This is actually extremely easy if you use higher-order functions like map
, especially since Scheme's map
can accept many arguments, in which case it acts like a "zip" function. This means it's possible to implement your list-mins
function in a single, terse line of code:
(define (list-mins . lsts)
(apply map min lsts))
This uses some relatively complex machinery of Scheme/Racket, though, so it might not be very clear what's going on. The dotted argument, paired with apply
allows list-mins
to take any number of lists, but you really only need it to accept two, so here's a simpler version:
(define (list-mins a b)
(map min a b))
What does this do? Well, map
iterates over its arguments in parallel, applies a procedure to each set of elements, then produces a new list with the elements of the results. The min
function simply returns the minimum of its arguments. To see what this looks like in action, here's what the above code is basically doing:
(map min '(1 7 5) '(2 8 3))
=> (list (min 1 2)
(min 7 8)
(min 5 3))
=> (list 1 7 3)
Of course, it's possible to write this yourself, too, using recursion.
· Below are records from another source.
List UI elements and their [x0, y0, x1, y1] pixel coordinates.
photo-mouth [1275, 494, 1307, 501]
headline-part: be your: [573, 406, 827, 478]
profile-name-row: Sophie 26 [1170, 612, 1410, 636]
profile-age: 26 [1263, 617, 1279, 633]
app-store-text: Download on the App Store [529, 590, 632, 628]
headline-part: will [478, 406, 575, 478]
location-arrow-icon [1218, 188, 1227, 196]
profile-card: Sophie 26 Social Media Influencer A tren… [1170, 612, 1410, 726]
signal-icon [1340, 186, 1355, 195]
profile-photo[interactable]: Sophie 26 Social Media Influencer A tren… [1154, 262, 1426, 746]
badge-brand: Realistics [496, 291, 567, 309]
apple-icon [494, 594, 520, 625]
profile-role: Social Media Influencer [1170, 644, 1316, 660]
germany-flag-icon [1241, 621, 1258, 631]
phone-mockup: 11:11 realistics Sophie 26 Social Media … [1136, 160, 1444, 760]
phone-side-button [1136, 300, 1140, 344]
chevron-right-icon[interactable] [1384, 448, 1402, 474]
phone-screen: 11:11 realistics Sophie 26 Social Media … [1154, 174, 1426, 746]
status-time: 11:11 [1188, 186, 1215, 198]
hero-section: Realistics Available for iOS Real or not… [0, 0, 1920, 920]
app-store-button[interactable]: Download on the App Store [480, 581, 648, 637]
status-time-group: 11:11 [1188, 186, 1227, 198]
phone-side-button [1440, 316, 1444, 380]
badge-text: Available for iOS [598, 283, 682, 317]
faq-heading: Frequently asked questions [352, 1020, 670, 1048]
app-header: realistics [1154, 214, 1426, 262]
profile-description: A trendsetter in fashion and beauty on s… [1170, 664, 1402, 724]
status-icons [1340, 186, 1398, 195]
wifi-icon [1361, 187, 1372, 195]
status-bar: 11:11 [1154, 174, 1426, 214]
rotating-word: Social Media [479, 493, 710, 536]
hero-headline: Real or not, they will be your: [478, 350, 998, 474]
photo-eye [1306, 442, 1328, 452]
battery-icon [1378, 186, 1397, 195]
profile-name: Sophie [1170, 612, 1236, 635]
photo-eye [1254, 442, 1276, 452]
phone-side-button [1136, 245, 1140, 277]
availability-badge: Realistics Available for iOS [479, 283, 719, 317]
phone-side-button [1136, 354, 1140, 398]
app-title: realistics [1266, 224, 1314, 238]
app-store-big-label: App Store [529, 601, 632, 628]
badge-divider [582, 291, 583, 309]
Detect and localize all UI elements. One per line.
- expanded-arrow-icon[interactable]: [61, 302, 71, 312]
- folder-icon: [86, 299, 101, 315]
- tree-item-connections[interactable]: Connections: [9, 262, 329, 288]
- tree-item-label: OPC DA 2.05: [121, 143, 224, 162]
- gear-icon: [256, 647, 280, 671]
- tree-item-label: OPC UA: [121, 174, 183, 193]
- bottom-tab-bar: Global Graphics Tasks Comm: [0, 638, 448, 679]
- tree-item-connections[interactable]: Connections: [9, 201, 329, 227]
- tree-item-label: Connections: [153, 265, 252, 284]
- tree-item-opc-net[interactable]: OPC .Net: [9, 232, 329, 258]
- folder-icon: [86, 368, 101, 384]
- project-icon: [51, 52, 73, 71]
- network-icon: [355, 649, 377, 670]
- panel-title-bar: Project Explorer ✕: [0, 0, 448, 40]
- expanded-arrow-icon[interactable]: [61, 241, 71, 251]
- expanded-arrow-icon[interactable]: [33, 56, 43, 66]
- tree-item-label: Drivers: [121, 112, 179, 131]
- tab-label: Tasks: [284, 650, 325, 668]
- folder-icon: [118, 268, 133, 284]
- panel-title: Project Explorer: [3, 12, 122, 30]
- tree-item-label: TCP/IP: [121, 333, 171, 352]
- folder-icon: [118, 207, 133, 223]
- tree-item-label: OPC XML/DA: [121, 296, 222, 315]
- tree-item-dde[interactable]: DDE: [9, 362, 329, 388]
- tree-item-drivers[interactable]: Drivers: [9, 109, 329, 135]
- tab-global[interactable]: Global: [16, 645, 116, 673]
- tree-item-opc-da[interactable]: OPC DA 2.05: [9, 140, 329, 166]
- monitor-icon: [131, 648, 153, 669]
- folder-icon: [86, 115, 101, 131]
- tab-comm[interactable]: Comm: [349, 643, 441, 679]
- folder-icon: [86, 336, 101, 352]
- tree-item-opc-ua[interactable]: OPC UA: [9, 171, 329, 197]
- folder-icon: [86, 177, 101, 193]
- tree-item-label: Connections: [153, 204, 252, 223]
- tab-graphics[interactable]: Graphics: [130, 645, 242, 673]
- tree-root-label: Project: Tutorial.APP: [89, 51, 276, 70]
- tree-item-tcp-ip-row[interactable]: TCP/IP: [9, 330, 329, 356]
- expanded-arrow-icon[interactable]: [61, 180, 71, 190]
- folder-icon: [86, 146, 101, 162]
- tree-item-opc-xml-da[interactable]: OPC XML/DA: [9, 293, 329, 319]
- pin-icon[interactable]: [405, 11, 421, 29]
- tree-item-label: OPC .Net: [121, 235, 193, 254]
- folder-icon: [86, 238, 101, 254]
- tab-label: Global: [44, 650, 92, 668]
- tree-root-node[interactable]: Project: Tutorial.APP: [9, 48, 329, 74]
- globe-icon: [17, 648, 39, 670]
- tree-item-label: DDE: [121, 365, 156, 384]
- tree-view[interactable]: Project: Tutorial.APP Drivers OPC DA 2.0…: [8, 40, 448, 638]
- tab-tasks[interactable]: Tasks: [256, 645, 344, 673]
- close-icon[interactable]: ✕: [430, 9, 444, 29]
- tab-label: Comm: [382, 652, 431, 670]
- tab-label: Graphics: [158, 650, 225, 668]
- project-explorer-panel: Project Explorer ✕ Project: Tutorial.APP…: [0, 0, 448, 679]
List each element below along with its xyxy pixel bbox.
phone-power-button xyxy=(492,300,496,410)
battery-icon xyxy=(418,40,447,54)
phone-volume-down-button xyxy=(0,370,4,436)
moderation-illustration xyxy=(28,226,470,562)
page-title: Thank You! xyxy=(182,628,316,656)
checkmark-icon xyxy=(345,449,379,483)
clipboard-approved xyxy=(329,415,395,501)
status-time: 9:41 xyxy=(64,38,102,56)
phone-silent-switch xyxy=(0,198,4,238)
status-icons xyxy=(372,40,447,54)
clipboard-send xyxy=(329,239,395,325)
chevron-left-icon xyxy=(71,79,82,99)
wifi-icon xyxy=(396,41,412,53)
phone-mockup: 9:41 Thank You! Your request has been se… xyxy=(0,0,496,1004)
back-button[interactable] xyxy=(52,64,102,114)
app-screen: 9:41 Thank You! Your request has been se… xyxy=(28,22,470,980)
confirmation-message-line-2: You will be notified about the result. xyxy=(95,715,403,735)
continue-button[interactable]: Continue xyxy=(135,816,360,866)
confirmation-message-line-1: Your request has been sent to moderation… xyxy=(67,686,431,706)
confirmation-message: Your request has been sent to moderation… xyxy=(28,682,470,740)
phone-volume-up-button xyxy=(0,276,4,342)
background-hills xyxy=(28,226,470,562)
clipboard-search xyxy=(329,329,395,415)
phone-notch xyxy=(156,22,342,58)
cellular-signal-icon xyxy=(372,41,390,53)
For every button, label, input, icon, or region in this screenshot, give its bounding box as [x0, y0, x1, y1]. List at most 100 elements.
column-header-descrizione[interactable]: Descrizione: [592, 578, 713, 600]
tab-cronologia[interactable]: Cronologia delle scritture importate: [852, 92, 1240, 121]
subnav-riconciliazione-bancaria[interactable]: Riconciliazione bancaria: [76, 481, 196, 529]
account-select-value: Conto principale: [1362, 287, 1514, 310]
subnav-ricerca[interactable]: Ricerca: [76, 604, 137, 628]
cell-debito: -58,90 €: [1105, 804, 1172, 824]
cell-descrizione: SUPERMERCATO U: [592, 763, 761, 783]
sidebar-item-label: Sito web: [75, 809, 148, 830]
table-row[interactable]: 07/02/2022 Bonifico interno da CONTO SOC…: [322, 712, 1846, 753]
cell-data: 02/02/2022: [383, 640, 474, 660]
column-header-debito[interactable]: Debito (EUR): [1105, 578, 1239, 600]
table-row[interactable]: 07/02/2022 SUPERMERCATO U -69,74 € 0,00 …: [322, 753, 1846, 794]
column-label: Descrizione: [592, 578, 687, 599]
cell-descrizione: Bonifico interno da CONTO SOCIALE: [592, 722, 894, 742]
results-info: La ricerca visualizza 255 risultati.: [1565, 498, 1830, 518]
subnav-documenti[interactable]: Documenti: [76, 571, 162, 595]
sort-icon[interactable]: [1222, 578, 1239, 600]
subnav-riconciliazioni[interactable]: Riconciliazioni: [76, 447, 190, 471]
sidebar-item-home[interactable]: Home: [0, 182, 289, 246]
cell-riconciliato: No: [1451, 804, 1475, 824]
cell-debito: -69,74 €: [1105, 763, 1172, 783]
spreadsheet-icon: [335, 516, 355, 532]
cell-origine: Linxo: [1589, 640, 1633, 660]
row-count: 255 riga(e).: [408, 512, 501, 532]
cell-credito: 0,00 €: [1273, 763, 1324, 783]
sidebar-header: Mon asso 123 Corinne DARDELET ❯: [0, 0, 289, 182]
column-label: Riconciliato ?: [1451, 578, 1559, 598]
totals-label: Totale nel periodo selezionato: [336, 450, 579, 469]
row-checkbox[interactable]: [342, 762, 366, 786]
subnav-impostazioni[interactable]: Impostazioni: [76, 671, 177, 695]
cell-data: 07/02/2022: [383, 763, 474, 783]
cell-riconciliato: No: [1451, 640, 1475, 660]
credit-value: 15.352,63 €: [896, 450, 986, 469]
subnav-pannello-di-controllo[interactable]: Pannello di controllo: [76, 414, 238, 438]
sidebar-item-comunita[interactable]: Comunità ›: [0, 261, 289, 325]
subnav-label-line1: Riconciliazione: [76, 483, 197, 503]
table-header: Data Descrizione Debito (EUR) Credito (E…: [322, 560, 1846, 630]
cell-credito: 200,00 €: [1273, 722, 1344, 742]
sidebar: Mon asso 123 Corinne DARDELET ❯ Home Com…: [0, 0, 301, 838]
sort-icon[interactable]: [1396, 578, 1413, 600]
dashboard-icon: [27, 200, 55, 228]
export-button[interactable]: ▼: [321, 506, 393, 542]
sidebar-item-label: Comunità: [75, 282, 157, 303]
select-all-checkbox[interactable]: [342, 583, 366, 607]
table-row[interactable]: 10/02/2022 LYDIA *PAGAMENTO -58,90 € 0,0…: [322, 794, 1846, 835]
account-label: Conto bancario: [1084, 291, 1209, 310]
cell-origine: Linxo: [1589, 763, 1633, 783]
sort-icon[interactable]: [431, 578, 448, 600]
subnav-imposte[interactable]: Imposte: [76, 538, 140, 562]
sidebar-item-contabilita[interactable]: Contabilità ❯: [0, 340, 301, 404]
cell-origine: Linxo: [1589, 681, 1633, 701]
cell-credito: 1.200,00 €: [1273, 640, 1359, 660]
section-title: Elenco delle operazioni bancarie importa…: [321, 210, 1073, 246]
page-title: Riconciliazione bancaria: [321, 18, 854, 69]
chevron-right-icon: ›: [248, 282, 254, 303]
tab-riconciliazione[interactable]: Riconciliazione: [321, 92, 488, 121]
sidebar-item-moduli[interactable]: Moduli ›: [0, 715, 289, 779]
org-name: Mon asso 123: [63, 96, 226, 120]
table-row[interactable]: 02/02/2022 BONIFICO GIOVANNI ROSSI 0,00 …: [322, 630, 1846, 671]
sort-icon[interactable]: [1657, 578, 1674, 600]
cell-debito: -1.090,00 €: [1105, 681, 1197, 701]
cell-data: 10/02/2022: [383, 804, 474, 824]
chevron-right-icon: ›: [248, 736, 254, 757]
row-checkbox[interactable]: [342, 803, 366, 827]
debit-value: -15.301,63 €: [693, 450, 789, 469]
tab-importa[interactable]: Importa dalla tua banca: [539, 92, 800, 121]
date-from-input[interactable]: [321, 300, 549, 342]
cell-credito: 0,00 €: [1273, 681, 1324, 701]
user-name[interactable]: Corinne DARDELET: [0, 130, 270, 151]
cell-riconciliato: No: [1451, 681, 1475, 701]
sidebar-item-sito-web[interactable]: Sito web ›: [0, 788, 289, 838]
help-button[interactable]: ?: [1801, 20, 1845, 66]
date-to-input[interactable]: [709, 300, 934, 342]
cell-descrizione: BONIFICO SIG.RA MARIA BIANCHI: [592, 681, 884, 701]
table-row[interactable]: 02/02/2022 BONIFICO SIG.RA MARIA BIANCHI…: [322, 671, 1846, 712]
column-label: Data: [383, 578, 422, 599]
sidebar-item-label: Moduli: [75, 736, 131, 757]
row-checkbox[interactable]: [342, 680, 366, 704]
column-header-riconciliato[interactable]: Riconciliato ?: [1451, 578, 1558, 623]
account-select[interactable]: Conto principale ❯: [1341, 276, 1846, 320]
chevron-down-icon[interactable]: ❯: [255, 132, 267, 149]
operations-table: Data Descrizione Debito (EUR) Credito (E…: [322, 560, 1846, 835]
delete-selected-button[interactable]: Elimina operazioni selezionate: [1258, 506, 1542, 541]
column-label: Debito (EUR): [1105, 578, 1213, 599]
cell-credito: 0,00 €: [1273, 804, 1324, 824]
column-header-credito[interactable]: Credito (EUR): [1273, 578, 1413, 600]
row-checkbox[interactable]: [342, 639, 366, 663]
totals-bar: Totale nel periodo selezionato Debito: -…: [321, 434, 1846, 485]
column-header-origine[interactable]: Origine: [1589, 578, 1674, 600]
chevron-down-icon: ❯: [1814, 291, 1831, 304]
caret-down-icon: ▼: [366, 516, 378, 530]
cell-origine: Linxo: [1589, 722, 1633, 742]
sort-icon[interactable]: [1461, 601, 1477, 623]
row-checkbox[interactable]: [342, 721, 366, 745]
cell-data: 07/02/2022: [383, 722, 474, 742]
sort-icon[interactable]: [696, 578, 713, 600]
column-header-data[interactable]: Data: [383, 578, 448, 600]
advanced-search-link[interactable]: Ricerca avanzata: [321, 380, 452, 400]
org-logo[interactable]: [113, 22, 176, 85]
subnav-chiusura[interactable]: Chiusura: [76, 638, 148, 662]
Doing it manually would look like this:
(define (list-mins a b)
(if (empty? a)
'()
(cons (min (first a) (first b))
(list-mins (rest a) (rest b)))))
This is pretty much just unrolling what map
does, and using map
directly is much more clear (it expresses your intent to iterate over a set of lists), so it would be much more idiomatic than doing the recursion yourself. Still, if you're learning, then the explicit version might be more clear.